May 15, 2017 ·  By Yuji Vincent Gonzales - Reporter for newsinfo.inquirer.net

Senator Leila de Lima. INQUIRER FILE PHOTO/ MARIANNE BERMUDEZ

Senator Leila de Lima.
INQUIRER FILE PHOTO/ MARIANNE BERMUDEZ

Detained Sen. Leila de Lima has filed a bill seeking to protect female prisoners from sexual harassment.
Senate Bill (SB) 1438, or the Women in State Custody Act of 2017, proposes that all females shall be held separately from male detainees, and that separate cells and facilities for women shall “form part of the standard design in the construction and improvement of jails and its facilities.”

“This imbalance of power is manifested in the easy use of direct physical force and indirect force given the detainee or prisoner’s total dependency on officers for basic necessities and the latter’s ability to withhold privileges,” De Lima said.

“The abuses, including rape, inappropriate sexual touching, beatings, excessive pat-downs and strip searches, and the use of sexualized language, is a crude example of the power imbalance between security personnel and women inmates,” she added.

Citing the 2001 Human Rights Advisory of the Commission on Human Rights, De Lima said 10 percent of women inmates at the Correctional Institute for Women (CIW) admitted they had sexual contact with their jailers prior to their transfer to the CIW. Data from the Bureau of Jail Management and Penelogy also showed that there are only 58 female dormitories under the BJMP throughout the country, De Lima added.

“Because of the inherent balance of power between women inmates and their custodians, females in jails and correctional facilities are faced with an even worse punishment of being subjected to different forms of abuses,” the senator said.

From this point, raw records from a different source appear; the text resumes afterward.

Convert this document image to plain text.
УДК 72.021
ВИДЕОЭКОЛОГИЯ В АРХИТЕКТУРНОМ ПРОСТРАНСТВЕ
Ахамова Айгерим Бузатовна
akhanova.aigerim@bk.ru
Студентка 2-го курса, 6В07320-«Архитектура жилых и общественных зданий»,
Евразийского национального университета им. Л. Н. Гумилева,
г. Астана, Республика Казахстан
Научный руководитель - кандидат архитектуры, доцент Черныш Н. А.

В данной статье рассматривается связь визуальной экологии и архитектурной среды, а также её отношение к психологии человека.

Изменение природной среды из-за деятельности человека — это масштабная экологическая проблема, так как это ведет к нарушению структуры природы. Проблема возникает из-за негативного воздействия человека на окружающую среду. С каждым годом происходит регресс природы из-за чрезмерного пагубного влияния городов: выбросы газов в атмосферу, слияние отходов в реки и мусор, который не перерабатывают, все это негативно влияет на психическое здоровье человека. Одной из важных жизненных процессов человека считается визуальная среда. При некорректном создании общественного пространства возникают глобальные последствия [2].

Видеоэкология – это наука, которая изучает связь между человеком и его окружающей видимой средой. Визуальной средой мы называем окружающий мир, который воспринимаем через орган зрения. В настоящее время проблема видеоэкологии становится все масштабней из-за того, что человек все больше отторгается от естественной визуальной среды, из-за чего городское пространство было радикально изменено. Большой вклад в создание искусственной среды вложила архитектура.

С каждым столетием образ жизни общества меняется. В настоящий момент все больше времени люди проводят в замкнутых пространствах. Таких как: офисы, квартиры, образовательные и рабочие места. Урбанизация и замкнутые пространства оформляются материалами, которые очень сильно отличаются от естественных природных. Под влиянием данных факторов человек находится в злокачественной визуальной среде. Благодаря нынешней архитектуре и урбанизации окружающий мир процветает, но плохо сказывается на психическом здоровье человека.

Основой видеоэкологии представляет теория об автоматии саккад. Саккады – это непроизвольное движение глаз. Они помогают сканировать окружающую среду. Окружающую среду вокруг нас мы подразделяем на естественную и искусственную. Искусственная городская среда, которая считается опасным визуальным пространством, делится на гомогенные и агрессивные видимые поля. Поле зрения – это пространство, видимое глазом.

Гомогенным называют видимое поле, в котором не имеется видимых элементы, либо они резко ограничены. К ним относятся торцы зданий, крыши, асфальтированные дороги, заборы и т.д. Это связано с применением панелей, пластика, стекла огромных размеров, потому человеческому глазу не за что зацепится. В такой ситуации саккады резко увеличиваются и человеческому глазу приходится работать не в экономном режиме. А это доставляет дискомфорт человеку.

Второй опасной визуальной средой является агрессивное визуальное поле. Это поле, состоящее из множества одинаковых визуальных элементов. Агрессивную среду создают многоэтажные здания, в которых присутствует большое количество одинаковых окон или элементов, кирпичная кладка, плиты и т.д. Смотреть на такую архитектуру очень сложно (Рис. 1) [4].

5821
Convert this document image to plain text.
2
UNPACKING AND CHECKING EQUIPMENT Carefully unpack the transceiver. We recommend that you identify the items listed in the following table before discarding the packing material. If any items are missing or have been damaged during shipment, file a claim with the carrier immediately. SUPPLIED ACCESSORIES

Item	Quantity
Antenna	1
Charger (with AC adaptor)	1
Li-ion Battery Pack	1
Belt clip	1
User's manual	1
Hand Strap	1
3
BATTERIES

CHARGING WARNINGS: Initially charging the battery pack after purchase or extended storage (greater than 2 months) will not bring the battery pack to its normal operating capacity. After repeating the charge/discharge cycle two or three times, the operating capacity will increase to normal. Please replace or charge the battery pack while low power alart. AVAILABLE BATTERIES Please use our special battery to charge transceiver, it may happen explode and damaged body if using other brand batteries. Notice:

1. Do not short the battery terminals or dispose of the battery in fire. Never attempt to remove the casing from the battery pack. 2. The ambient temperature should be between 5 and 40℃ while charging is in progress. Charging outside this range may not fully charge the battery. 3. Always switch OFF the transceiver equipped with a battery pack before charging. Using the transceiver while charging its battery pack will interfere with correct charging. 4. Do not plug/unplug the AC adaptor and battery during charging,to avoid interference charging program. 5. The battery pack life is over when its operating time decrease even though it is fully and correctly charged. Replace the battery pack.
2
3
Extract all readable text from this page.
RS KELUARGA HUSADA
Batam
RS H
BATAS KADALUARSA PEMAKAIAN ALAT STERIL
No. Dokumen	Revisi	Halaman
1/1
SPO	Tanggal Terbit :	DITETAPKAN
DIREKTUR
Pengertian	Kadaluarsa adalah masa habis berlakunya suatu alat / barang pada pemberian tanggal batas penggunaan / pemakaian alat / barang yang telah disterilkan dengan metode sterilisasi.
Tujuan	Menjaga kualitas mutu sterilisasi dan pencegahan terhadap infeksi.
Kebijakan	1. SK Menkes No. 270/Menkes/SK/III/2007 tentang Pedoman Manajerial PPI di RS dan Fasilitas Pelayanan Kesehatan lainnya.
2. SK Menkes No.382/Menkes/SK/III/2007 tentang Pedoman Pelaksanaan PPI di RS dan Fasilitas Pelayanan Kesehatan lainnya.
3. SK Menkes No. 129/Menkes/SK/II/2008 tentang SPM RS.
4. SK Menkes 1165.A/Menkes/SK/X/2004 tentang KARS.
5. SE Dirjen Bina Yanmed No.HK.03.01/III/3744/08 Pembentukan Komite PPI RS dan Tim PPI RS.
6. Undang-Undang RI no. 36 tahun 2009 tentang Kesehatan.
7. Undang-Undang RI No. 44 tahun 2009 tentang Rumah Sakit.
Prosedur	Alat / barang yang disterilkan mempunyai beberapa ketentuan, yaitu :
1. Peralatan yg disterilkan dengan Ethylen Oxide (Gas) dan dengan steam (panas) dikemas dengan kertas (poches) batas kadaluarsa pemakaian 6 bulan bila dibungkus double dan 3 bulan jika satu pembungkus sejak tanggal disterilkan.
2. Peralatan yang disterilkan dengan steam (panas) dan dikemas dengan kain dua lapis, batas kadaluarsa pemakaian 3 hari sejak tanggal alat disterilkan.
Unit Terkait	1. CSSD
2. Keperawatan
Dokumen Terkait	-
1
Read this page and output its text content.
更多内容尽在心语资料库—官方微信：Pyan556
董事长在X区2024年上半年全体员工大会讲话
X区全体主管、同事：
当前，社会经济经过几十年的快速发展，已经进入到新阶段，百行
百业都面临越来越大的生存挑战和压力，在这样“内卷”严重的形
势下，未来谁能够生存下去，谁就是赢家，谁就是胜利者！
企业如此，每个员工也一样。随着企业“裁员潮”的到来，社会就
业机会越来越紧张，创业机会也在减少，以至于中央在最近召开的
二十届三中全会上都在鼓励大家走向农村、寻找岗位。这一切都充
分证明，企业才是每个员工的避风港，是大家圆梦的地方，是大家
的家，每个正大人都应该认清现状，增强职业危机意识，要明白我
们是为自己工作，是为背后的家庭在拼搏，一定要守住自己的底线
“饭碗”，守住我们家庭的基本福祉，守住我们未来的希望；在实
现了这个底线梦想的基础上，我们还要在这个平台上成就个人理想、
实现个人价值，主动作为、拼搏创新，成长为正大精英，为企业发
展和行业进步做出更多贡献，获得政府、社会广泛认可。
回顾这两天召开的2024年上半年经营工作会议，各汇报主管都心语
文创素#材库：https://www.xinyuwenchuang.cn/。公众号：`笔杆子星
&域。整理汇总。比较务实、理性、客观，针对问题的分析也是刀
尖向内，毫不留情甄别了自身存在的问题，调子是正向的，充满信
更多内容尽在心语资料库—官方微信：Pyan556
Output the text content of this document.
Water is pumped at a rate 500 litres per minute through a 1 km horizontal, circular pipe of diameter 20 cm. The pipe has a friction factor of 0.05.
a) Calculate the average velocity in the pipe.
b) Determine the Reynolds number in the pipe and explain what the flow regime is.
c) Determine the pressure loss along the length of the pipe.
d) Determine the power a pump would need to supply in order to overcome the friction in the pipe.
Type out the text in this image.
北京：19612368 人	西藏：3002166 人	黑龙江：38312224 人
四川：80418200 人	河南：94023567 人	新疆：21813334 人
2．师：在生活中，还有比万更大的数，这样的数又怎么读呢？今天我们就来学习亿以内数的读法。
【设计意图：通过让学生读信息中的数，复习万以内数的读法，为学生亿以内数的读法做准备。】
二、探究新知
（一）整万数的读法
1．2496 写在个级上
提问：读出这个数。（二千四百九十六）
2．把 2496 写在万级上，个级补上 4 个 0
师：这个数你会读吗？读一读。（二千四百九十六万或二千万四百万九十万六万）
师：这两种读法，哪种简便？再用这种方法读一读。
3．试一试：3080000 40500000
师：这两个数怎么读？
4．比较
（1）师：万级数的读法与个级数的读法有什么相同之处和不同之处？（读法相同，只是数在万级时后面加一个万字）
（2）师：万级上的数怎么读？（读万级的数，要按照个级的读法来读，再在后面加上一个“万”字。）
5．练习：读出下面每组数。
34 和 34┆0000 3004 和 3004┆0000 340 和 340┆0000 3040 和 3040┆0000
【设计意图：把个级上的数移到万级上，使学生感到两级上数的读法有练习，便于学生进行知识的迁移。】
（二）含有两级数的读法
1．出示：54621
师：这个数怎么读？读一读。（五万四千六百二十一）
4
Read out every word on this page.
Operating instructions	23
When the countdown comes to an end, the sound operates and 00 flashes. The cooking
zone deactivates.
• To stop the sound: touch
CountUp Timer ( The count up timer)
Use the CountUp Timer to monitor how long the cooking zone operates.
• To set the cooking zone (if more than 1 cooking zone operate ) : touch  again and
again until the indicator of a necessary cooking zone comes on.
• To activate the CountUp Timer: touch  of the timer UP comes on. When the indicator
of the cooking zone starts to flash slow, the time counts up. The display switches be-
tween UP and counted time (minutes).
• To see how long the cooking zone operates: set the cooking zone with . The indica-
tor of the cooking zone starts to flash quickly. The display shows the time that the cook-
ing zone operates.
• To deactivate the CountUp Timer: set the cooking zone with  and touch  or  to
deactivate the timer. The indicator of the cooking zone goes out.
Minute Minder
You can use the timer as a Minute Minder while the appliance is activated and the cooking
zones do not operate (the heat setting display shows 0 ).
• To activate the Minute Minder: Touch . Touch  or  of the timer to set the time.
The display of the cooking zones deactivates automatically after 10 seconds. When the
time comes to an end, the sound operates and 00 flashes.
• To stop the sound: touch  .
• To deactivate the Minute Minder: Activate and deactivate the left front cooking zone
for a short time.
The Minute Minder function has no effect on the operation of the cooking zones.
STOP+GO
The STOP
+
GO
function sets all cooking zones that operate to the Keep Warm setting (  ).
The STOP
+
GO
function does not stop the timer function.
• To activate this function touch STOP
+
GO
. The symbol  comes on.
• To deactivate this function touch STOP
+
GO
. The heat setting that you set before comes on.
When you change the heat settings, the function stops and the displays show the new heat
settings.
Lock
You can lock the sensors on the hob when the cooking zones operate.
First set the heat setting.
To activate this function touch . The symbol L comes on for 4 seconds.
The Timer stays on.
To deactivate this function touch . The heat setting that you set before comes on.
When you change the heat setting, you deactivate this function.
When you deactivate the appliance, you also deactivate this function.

De Lima expressed alarm that the abuses remain unreported “due to the widespread fear of retaliation by the perpetrators, aggravated by the lack of a strict and concrete grievance or investigatory procedure, which gives detention and prison officers and employees impunity to continuously perform such abuses.”

“This unfortunate situation may have been avoided if the government at least complied with Rule 53 of the United Nations Minimum Rules for the Treatment of Prisoners,” she added.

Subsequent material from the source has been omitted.